Highway 1, Big Sur, 831-667-3000, www.esalen.org
The drop to the black stone beach below is daunting, but the sheer openness encourages the spirit to soar. The Esselen were the original Indian inhabitants. Originally intended as a European spa, Esalen went through two Murphy family generations until its 1962 founding as a leading holistic educational center for “transpersonal” growth.
- Price: $95-$3,195.
- Programs: Spirituality; martial arts/yoga/sports; arts; ecology; biofeedback; anthropology/shamanism; health/healing; relationship/communications; wilderness; women’s and men’s studies.
- Meeting groups: Up to 20.
- Amenities: Clothing-optional hot springs; swimming pool; organic garden; child care; outdoor massages; bookstore.
- Nearby activities/outings: Big Sur, hiking trails.
New Camaldoli Hermitage
Highway 1, Big Sur, 831-667-2456
The Camaldese order of the Benedictines emphasize solitude amid community. Simplicity is emphasized in the monks’ private quarters, each with its own chapel and garden, as well as in the short-term guest rooms and long-term house trailers with their own full bath, half-kitchen and sun deck.
- Price: $40-$50.
- Programs: April-November weekend preach retreat.

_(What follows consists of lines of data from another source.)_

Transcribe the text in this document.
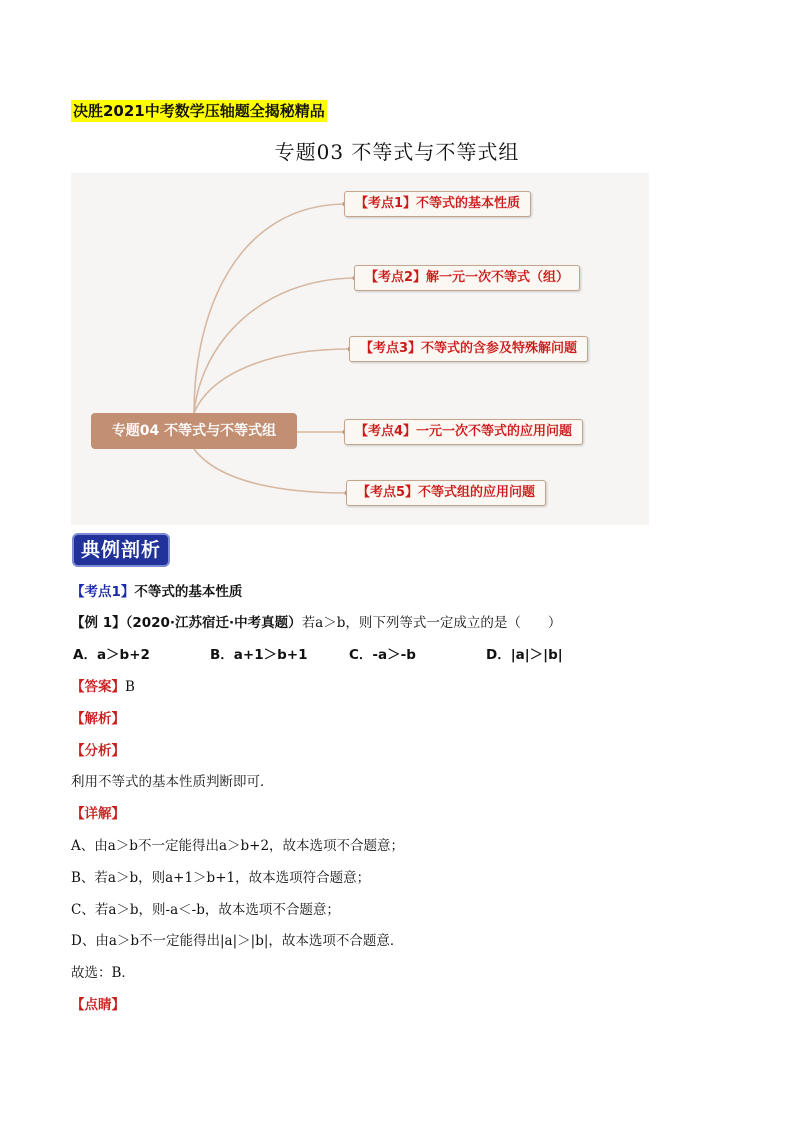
决胜2021中考数学压轴题全揭秘精品
专题03 不等式与不等式组
专题04 不等式与不等式组
【考点1】不等式的基本性质
【考点2】解一元一次不等式（组）
【考点3】不等式的含参及特殊解问题
【考点4】一元一次不等式的应用问题
【考点5】不等式组的应用问题
典例剖析
【考点1】不等式的基本性质
【例 1】（2020·江苏宿迁·中考真题）若a＞b，则下列等式一定成立的是（　　）
A．a＞b+2	B．a+1＞b+1	C．-a＞-b	D．|a|＞|b|
【答案】B
【解析】
【分析】
利用不等式的基本性质判断即可．
【详解】
A、由a＞b不一定能得出a＞b+2，故本选项不合题意；
B、若a＞b，则a+1＞b+1，故本选项符合题意；
C、若a＞b，则-a＜-b，故本选项不合题意；
D、由a＞b不一定能得出|a|＞|b|，故本选项不合题意．
故选：B．
【点睛】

- Meeting groups: Up to 30 daytime use.
- Amenities: Conference room; bookstore; gift shop; chapel; Sunday-only lunch in the dining room on invitation.
- Restrictions: Vegetarian meals to be eaten in the individual hermitages; personal dish washing; quiet areas; adults only overnight.
- Nearby activities/outings: Trails leading to ocean and redwood forests in 800-acre grounds.